While the sixties brought the post-war period to a close, the twenties are now beginning to reject the neoliberalism that Margaret Thatcher and Ronald Reagan had made triumphant in the 1980s. ‘Too many taxes kill taxes’, they said, and ‘the state is not the solution but the problem’. These dogmas had enabled China and new industries to take off, but they also reduced the resources available to public services, dramatically increased inequalities, and considerably reduced states’ room for manoeuvre.
The resulting social frustration has led to a decline in identification with the major political parties and in support for democracy itself. New far-right movements have filled this void by blaming free trade and immigration for the deterioration of public services. We are now witnessing the organisation of a reactionary international movement centred in Washington.

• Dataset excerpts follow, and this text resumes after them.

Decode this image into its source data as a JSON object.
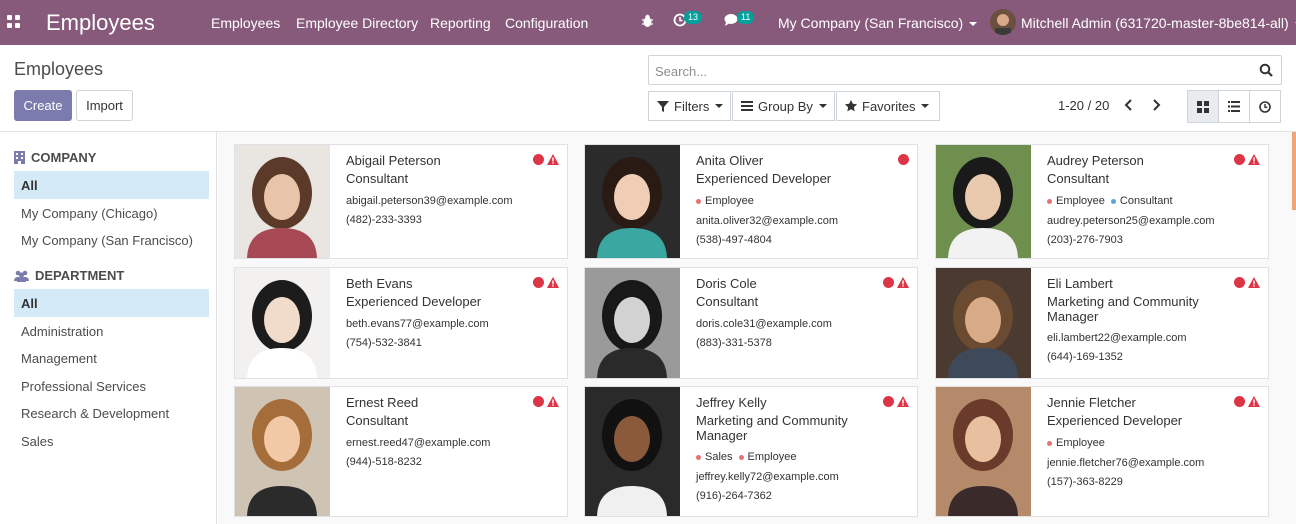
{
  "app": {
    "title": "Employees"
  },
  "nav": [
    "Employees",
    "Employee Directory",
    "Reporting",
    "Configuration"
  ],
  "systray": {
    "activity_count": "13",
    "messages_count": "11",
    "company": "My Company (San Francisco)",
    "user": "Mitchell Admin (631720-master-8be814-all)"
  },
  "breadcrumb": "Employees",
  "buttons": {
    "create": "Create",
    "import": "Import"
  },
  "search": {
    "placeholder": "Search..."
  },
  "filters": {
    "filters": "Filters",
    "groupby": "Group By",
    "favorites": "Favorites"
  },
  "pager": "1-20 / 20",
  "sidebar": {
    "company": {
      "title": "COMPANY",
      "items": [
        "All",
        "My Company (Chicago)",
        "My Company (San Francisco)"
      ]
    },
    "department": {
      "title": "DEPARTMENT",
      "items": [
        "All",
        "Administration",
        "Management",
        "Professional Services",
        "Research & Development",
        "Sales"
      ]
    }
  },
  "colors": {
    "topbar": "#875a7b",
    "primary": "#7c7bad",
    "status_red": "#dc3545",
    "tag_employee": "#e57373",
    "tag_consultant": "#5ba7d8"
  },
  "employees": [
    {
      "name": "Abigail Peterson",
      "job": "Consultant",
      "tags": [],
      "email": "abigail.peterson39@example.com",
      "phone": "(482)-233-3393",
      "warn": true
    },
    {
      "name": "Anita Oliver",
      "job": "Experienced Developer",
      "tags": [
        "Employee"
      ],
      "email": "anita.oliver32@example.com",
      "phone": "(538)-497-4804",
      "warn": false
    },
    {
      "name": "Audrey Peterson",
      "job": "Consultant",
      "tags": [
        "Employee",
        "Consultant"
      ],
      "email": "audrey.peterson25@example.com",
      "phone": "(203)-276-7903",
      "warn": true
    },
    {
      "name": "Beth Evans",
      "job": "Experienced Developer",
      "tags": [],
      "email": "beth.evans77@example.com",
      "phone": "(754)-532-3841",
      "warn": true
    },
    {
      "name": "Doris Cole",
      "job": "Consultant",
      "tags": [],
      "email": "doris.cole31@example.com",
      "phone": "(883)-331-5378",
      "warn": true
    },
    {
      "name": "Eli Lambert",
      "job": "Marketing and Community Manager",
      "tags": [],
      "email": "eli.lambert22@example.com",
      "phone": "(644)-169-1352",
      "warn": true
    },
    {
      "name": "Ernest Reed",
      "job": "Consultant",
      "tags": [],
      "email": "ernest.reed47@example.com",
      "phone": "(944)-518-8232",
      "warn": true
    },
    {
      "name": "Jeffrey Kelly",
      "job": "Marketing and Community Manager",
      "tags": [
        "Sales",
        "Employee"
      ],
      "email": "jeffrey.kelly72@example.com",
      "phone": "(916)-264-7362",
      "warn": true
    },
    {
      "name": "Jennie Fletcher",
      "job": "Experienced Developer",
      "tags": [
        "Employee"
      ],
      "email": "jennie.fletcher76@example.com",
      "phone": "(157)-363-8229",
      "warn": true
    }
  ]
}
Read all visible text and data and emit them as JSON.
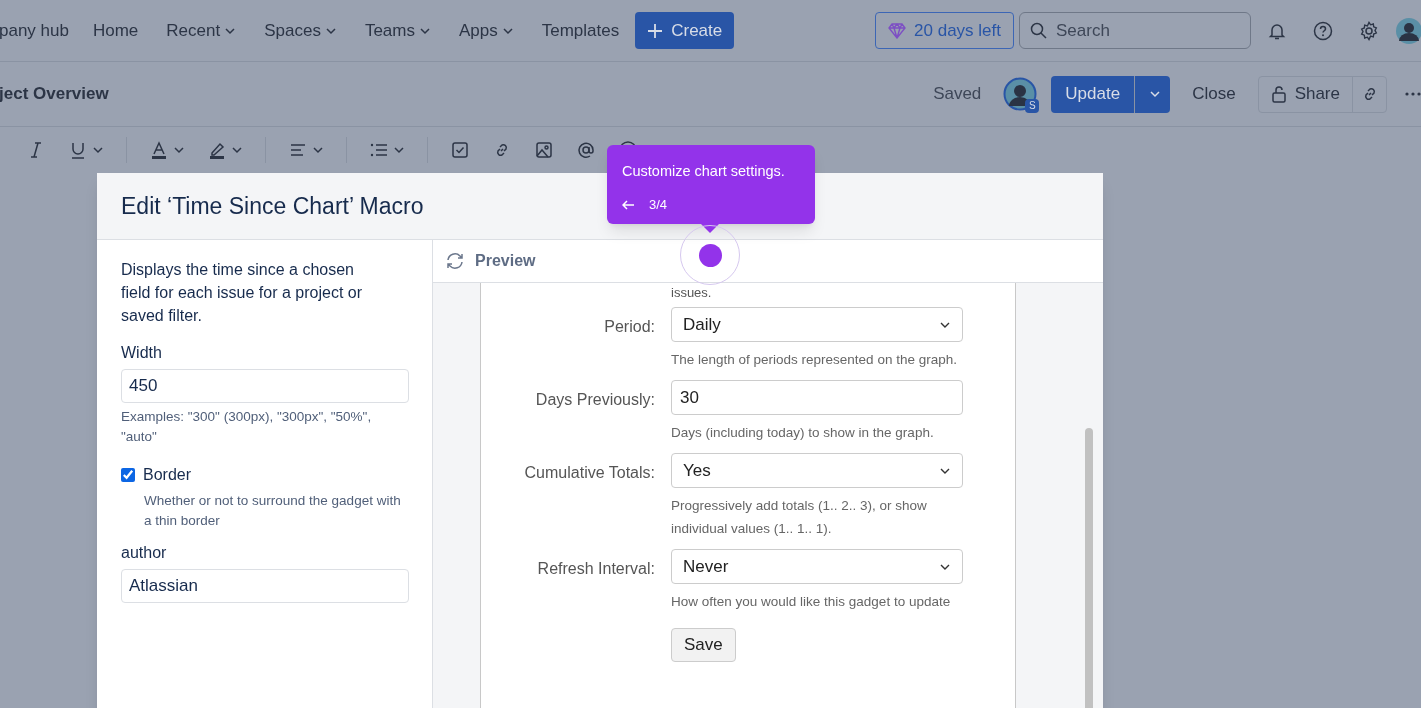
{
  "nav": {
    "items": [
      {
        "label": "pany hub",
        "dropdown": false
      },
      {
        "label": "Home",
        "dropdown": false
      },
      {
        "label": "Recent",
        "dropdown": true
      },
      {
        "label": "Spaces",
        "dropdown": true
      },
      {
        "label": "Teams",
        "dropdown": true
      },
      {
        "label": "Apps",
        "dropdown": true
      },
      {
        "label": "Templates",
        "dropdown": false
      }
    ],
    "create_button": "Create",
    "trial_badge": "20 days left",
    "search": {
      "placeholder": "Search"
    }
  },
  "page_bar": {
    "title": "ject Overview",
    "status": "Saved",
    "avatar_badge": "S",
    "update_button": "Update",
    "close_button": "Close",
    "share_button": "Share"
  },
  "modal": {
    "title": "Edit ‘Time Since Chart’ Macro",
    "description": "Displays the time since a chosen field for each issue for a project or saved filter.",
    "fields": [
      {
        "kind": "text",
        "label": "Width",
        "value": "450",
        "hint": "Examples: \"300\" (300px), \"300px\", \"50%\", \"auto\""
      },
      {
        "kind": "checkbox",
        "label": "Border",
        "checked": true,
        "hint": "Whether or not to surround the gadget with a thin border"
      },
      {
        "kind": "text",
        "label": "author",
        "value": "Atlassian"
      }
    ],
    "preview": {
      "title": "Preview",
      "cut_text": "issues.",
      "fields": [
        {
          "kind": "select",
          "label": "Period:",
          "value": "Daily",
          "hint": "The length of periods represented on the graph."
        },
        {
          "kind": "text",
          "label": "Days Previously:",
          "value": "30",
          "hint": "Days (including today) to show in the graph."
        },
        {
          "kind": "select",
          "label": "Cumulative Totals:",
          "value": "Yes",
          "hint": "Progressively add totals (1.. 2.. 3), or show individual values (1.. 1.. 1)."
        },
        {
          "kind": "select",
          "label": "Refresh Interval:",
          "value": "Never",
          "hint": "How often you would like this gadget to update"
        }
      ],
      "save_button": "Save"
    }
  },
  "tooltip": {
    "text": "Customize chart settings.",
    "step": "3/4"
  }
}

The movement seemed to be the only one set to define this decade, but now a new generation is entering the scene. On all five continents, this generation has grown up amid the weakening of states, the decline of wealth redistribution, and the internationalisation of a visual culture whose common language is an English-based creole.
Even more so than in the sixties, young people today are a global generation. This generation does not want wealth inequality, corruption, the impoverishment of public services or the international triumph of money as king. In other words, they do not want the essence of Trumpism. Gen Z is civic-minded rather than revolutionary, and their awakening is the best and most unexpected news.